Wednesday, March 02, 2011

Malware Infects Android Market Several Apps Removed

Some rather unscrupulous developers dumped several nasty pieces of malware into the Android Marketplace over the weekend. A total of 50 apps were affected in one way or the other totaling about "50k-200k downloads combined in 4 days."

A full list of the 50 programs that were either pirated or renamed versions of legitimate Android software can be found at Android Police, who originally reported the issue. Following those reports several more applications were found to have been intentionally infected with a piece of malware dubbed "DreamDroid."

Those applications were from publishers named Kingmall2010 and we20090202 and Myournet, all users have since been removed. In total, more than 50 programs have been pulled from the Android Market.

An analysis of the DroidDream malware by Kaspersky Lab malware researcher Tim Armstrong showed that it's quite stealthy and efficient at its tasks.

"So what is the purpose of this Trojan? The application will attempt to gather product ID, device type, language, country, and userID among other things, and then upload them to a remote server. Unlike most of the other samples seen so far, there is no attempt at sending or receiving premium rate SMS messages," Armstrong wrote in his analysis of the Android malware.

"DroidDream is packaged inside of seemingly legitimate applications posted to the Android Market in order to trick users into downloading it, a pattern we've seen in other instances of Android malware such as Geinimi and HongTouTou," said Lookout CTO Kevin Mahaffey. "Unlike previous instances of malware in the wild that were only available in geographically targeted alternative app markets, DroidDream was available in the official Android Market, indicating a growing need for mainstream consumers to be aware of the apps they download and to actively protect their smart phones."

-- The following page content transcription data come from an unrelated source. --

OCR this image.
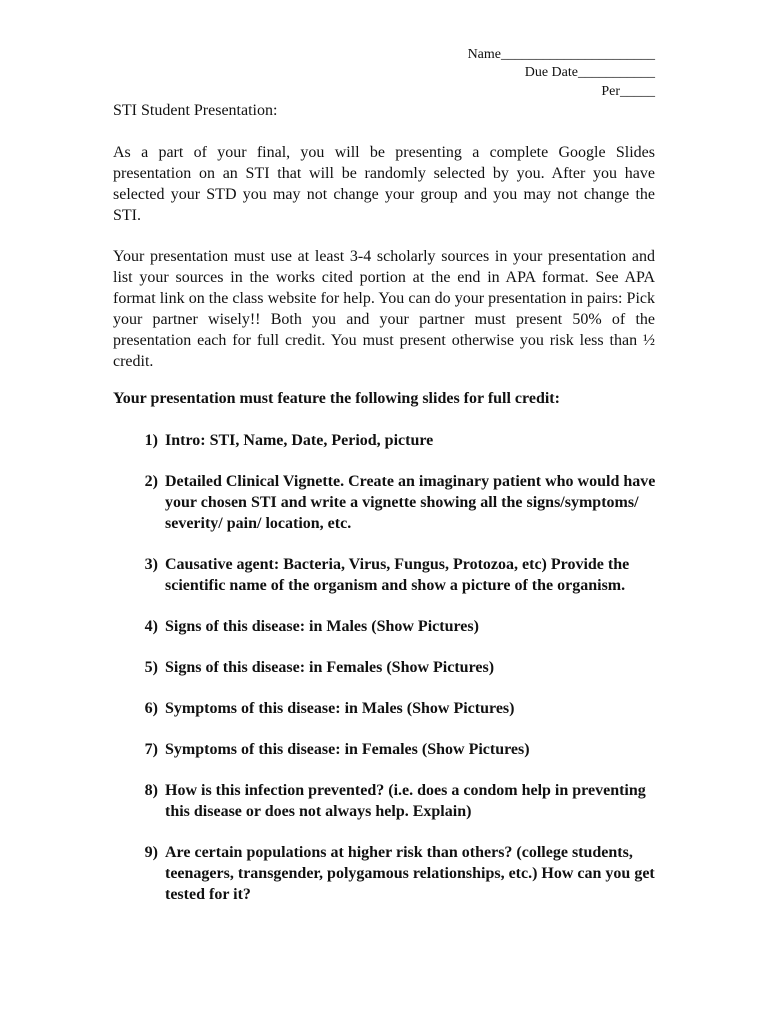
Name______________________
Due Date___________
Per_____
STI Student Presentation:
As a part of your final, you will be presenting a complete Google Slides presentation on an STI that will be randomly selected by you. After you have selected your STD you may not change your group and you may not change the STI.
Your presentation must use at least 3-4 scholarly sources in your presentation and list your sources in the works cited portion at the end in APA format. See APA format link on the class website for help. You can do your presentation in pairs: Pick your partner wisely!! Both you and your partner must present 50% of the presentation each for full credit. You must present otherwise you risk less than ½ credit.
Your presentation must feature the following slides for full credit:
1) Intro: STI, Name, Date, Period, picture
2) Detailed Clinical Vignette. Create an imaginary patient who would have your chosen STI and write a vignette showing all the signs/symptoms/ severity/ pain/ location, etc.
3) Causative agent: Bacteria, Virus, Fungus, Protozoa, etc) Provide the scientific name of the organism and show a picture of the organism.
4) Signs of this disease: in Males (Show Pictures)
5) Signs of this disease: in Females (Show Pictures)
6) Symptoms of this disease: in Males (Show Pictures)
7) Symptoms of this disease: in Females (Show Pictures)
8) How is this infection prevented? (i.e. does a condom help in preventing this disease or does not always help. Explain)
9) Are certain populations at higher risk than others? (college students, teenagers, transgender, polygamous relationships, etc.) How can you get tested for it?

Google doesn't utilize the stringent application processes other companies use ofr inclusion into their app store. Developers can essentially upload any app they want without so much as a twinge. This openness is part of what has made Google and Android as success. But that same openness leave users open to attacks such as these.Perhaps the only actual protection users have lies in Google's ability to remotely remove applications that are found to be harmful, as it has done here but this action tends to be reactive, not proactive.

Symantec security researcher Mario Ballano recently posted an analysis of "Android.Pjapps," a backdoor Trojan that Chinese hackers used to hijack the legit Steamy Windows app. The malware infiltrated a user's smart phone to send invisible text messages to premium rate numbers, that would then reward the hackers with a commission.

These are only a few of a number of increasingly popular attacks on smartphones as use of devices increase. More of these types of attacks are immanent so users should make themselves more aware of the potential threats they face and not let themselves be blindly led.